Columna publicada en El Líbero, 19.11.2014

Hace poco tiempo David Lynch y Mark Frost anunciaron que filmarían nueve capítulos nuevos de una de las series más populares y curiosas de los años 90: Twin Peaks. La versión original tuvo varios directores, sólo dos temporadas (1990 y 1991) y un final abrupto. Esto, debido a la presión de la cadena televisiva que la transmitía para que se revelara quién era el asesino de Laura Palmer, la niña buena y querida por todos en el pueblito de Twin Peaks, que había aparecido flotando envuelta en plástico en la ribera de un río. Luego de esas dos temporadas, Lynch se dio el gusto de realizar una película titulada ”Twin Peaks: Fire Walk With Me” (1992) que es una precuela de la serie en la que explica exactamente cómo era la vida de Laura antes del asesinato y cómo fue asesinada.

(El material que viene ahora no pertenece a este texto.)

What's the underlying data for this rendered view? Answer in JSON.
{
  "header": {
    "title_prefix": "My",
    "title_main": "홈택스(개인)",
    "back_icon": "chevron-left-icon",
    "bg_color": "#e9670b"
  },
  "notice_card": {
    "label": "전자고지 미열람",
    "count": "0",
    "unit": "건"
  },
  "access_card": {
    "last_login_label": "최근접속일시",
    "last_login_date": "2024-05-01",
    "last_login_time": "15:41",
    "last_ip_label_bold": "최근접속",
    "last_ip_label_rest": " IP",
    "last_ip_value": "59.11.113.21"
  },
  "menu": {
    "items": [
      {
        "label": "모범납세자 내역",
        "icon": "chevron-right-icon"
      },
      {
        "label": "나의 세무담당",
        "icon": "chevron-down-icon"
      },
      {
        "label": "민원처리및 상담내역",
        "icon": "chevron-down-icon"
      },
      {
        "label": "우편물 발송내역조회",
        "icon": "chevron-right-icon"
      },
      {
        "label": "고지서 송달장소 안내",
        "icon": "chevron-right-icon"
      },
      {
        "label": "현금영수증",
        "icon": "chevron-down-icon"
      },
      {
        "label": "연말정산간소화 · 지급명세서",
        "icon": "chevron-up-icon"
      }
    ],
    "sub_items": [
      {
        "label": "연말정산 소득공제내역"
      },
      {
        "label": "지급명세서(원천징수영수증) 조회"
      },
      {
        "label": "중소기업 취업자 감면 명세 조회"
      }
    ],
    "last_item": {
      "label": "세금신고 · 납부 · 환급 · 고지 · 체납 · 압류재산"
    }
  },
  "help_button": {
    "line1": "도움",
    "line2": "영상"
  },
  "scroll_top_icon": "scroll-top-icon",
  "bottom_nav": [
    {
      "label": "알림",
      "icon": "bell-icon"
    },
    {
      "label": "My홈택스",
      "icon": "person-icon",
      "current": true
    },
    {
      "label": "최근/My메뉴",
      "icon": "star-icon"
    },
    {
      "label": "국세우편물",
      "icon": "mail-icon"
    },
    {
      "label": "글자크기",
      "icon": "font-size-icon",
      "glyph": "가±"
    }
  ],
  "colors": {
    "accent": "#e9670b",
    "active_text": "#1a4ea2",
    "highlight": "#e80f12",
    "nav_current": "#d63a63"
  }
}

Si tuviera que explicar de qué se trata la serie sin arruinarle la sorpresa a los que no la han visto, diría que es una exploración de una de las más grandes obsesiones y miedos de la humanidad a lo largo de su historia: la duplicidad. En ella todo, desde el nombre traducible como “cumbres gemelas”, remite al problema de lo doble: vidas dobles, triángulos amorosos, grandes secretos, dèjá vus, espejos y “dobles caminantes” (doppelgängers). El mundo tal como aparece no es más que un lado de lo que es, y el otro lado siempre puede mezclarse con él, hacerse visible.

Esta idea, que es recurrente en el trabajo de Lynch, es llevada aquí al extremo. La lógica que gobierna los sucesos en Twin Peaks es incestuosa: naturaleza y cultura, inocencia y perversión, pasado y presente, realidad e imaginación y vida y muerte se cruzan una y otra vez, disolviendo la seguridad que entregan los límites. El espectador es arrastrado, así, a una experiencia paranoica y morbosa.

Una particularidad adicional de esta serie respecto de otras realizaciones de este director es que no hay un punto en el que la normalidad vuelva bajo una nueva luz, no hay un retorno desde el lado oscuro al mundo como debería ser. Las fuerzas del bien no alcanzan a desplegarse, el amor no logra triunfar todavía y las reglas que rigen las dimensiones que están en colisión no terminan de ser descifradas. Lo que sí hay es bien y mal. Y esperanza. En ese sentido, Lynch no se pierde: jamás se ha entregado al relativismo. Pero tampoco al maniqueísmo: el trigo y la cizaña siempre están mezclados, enredados. La realidad tanto del bien como del mal siempre es ambigua.

Así, podríamos también decir que esta es una gran obra respecto del mal que divide internamente al hombre y de la lucha -a veces hasta el sacrificio- en su contra. El “fuego que camina con nosotros” parece no ser otra cosa que el deseo perverso -el deseo que genera los dobles miméticos, diría René Girard- desatado. En otras palabras, la cupiditas, la concuspiscencia o la codicia: la raíz de todos los males. Y frente a ella, en una lucha que parece desigual y perdida, lacaritas, el amor, que en la serie es encarnado por personajes que siempre están lejos de la perfección, que siempre están en agonía. Un ejemplo es la misma Laura Palmer, cuya bondad radiante y plástica de cheerleader es sólo la cáscara de una lucha brutal contra el mal que la lleva hasta los bordes de la perdición y luego a la muerte.

En todo caso, en el último capítulo de la segunda temporada, Laura le dice a Dale Cooper, el abnegado detective del FBI que ha venido a resolver su caso, que se verán de nuevo en 25 años. Y exactamente un cuarto de siglo después quizás sabremos qué pasó, sin dobleces.